Comparative assessment of germanium-based spin-qubit modalities: donor, acceptor, gate-defined hole, and gate-defined electron platforms

TL;DR

This paper compares four germanium-based spin qubit modalities, analyzing their physics, trade-offs, and potential for scalable quantum computing, highlighting gate-defined hole-spin qubits as the most promising for scalability.

Contribution

It provides a comprehensive comparison framework for Ge spin qubits, integrating materials physics, relaxation mechanisms, and architectural considerations, to guide future development.

Findings

Gate-defined Ge hole-spin qubits offer the best combination of control and scalability.

Donor, acceptor, and electron qubits are important for memory and hybrid architectures.
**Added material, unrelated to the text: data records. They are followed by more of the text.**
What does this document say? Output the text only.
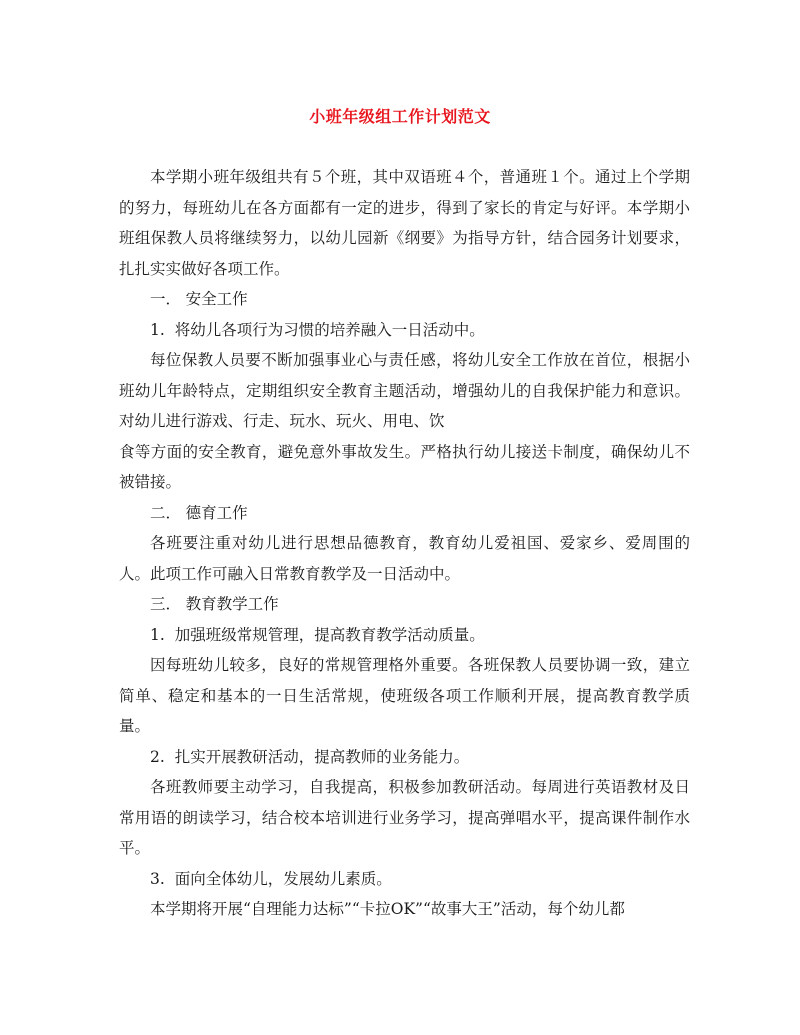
小班年级组工作计划范文

本学期小班年级组共有５个班，其中双语班４个，普通班１个。通过上个学期的努力，每班幼儿在各方面都有一定的进步，得到了家长的肯定与好评。本学期小班组保教人员将继续努力，以幼儿园新《纲要》为指导方针，结合园务计划要求，扎扎实实做好各项工作。

一． 安全工作

1. 将幼儿各项行为习惯的培养融入一日活动中。

每位保教人员要不断加强事业心与责任感，将幼儿安全工作放在首位，根据小班幼儿年龄特点，定期组织安全教育主题活动，增强幼儿的自我保护能力和意识。对幼儿进行游戏、行走、玩水、玩火、用电、饮

食等方面的安全教育，避免意外事故发生。严格执行幼儿接送卡制度，确保幼儿不被错接。

二． 德育工作

各班要注重对幼儿进行思想品德教育，教育幼儿爱祖国、爱家乡、爱周围的人。此项工作可融入日常教育教学及一日活动中。

三． 教育教学工作

1. 加强班级常规管理，提高教育教学活动质量。

因每班幼儿较多，良好的常规管理格外重要。各班保教人员要协调一致，建立简单、稳定和基本的一日生活常规，使班级各项工作顺利开展，提高教育教学质量。

2. 扎实开展教研活动，提高教师的业务能力。

各班教师要主动学习，自我提高，积极参加教研活动。每周进行英语教材及日常用语的朗读学习，结合校本培训进行业务学习，提高弹唱水平，提高课件制作水平。

3. 面向全体幼儿，发展幼儿素质。

本学期将开展“自理能力达标”“卡拉OK”“故事大王”活动，每个幼儿都
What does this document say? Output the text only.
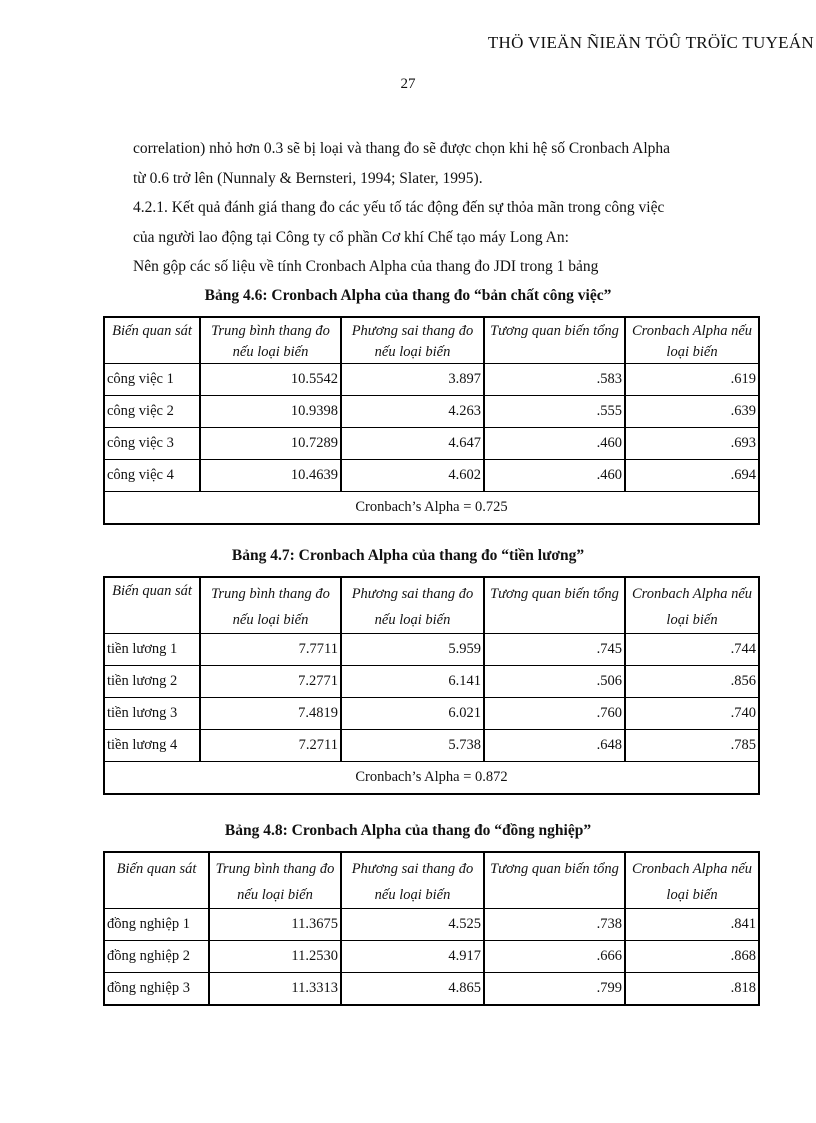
THÖ VIEÄN ÑIEÄN TÖÛ TRÖÏC TUYEÁN
27

correlation) nhỏ hơn 0.3 sẽ bị loại và thang đo sẽ được chọn khi hệ số Cronbach Alpha

từ 0.6 trở lên (Nunnaly & Bernsteri, 1994; Slater, 1995).

4.2.1. Kết quả đánh giá thang đo các yếu tố tác động đến sự thỏa mãn trong công việc

của người lao động tại Công ty cổ phần Cơ khí Chế tạo máy Long An:

Nên gộp các số liệu về tính Cronbach Alpha của thang đo JDI trong 1 bảng

Bảng 4.6: Cronbach Alpha của thang đo “bản chất công việc”
Biến quan sát	Trung bình thang đo nếu loại biến	Phương sai thang đo nếu loại biến	Tương quan biến tổng	Cronbach Alpha nếu loại biến
công việc 1	10.5542	3.897	.583	.619
công việc 2	10.9398	4.263	.555	.639
công việc 3	10.7289	4.647	.460	.693
công việc 4	10.4639	4.602	.460	.694
Cronbach’s Alpha = 0.725				
Bảng 4.7: Cronbach Alpha của thang đo “tiền lương”
Biến quan sát	Trung bình thang đo nếu loại biến	Phương sai thang đo nếu loại biến	Tương quan biến tổng	Cronbach Alpha nếu loại biến
tiền lương 1	7.7711	5.959	.745	.744
tiền lương 2	7.2771	6.141	.506	.856
tiền lương 3	7.4819	6.021	.760	.740
tiền lương 4	7.2711	5.738	.648	.785
Cronbach’s Alpha = 0.872				
Bảng 4.8: Cronbach Alpha của thang đo “đồng nghiệp”
Biến quan sát	Trung bình thang đo nếu loại biến	Phương sai thang đo nếu loại biến	Tương quan biến tổng	Cronbach Alpha nếu loại biến
đồng nghiệp 1	11.3675	4.525	.738	.841
đồng nghiệp 2	11.2530	4.917	.666	.868
đồng nghiệp 3	11.3313	4.865	.799	.818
Ge supports a diverse ecosystem of qubit modalities with different advantages.

Abstract

High-purity germanium (Ge) has re-emerged as a versatile semiconductor platform for spin-based quantum information processing because it combines mature materials processing, access to spin-free isotopes, high mobilities, small effective masses, and strong but engineerable spin--orbit coupling. However, ``Ge qubits'' are not a single technology. Donor spin qubits, acceptor spin qubits, gate-defined hole spin qubits, and gate-defined electron spin qubits exploit different parts of the Ge band structure and therefore make distinct trade-offs among coherence, controllability, fabrication complexity, and scalability. Here we compare these four Ge-based spin-qubit modalities on a common physical and architectural footing. We review the shared Ge materials physics, including isotopic purification, the multivalley \(L\)-point conduction band, the spin-\(3/2\) valence band, heavy-hole/light-hole mixing, strain, interfaces, disorder, and phonons. We also introduce a common framework for estimating phononic-crystal-modified \(T_1\) using a calibrated reference relaxation rate, a geometry-dependent strain-density-of-states suppression factor, and parasitic relaxation channels. The comparison shows that gate-defined Ge hole-spin qubits currently offer the strongest combination of all-electrical control, demonstrated multiqubit operation, and scalability. Donor, acceptor, and gate-defined electron qubits remain important complementary directions for memory, hybrid, and exploratory architectures. Overall, Ge supports a diverse qubit ecosystem, with gate-defined hole-spin qubits presently providing the clearest path toward scalable Ge-based quantum processors.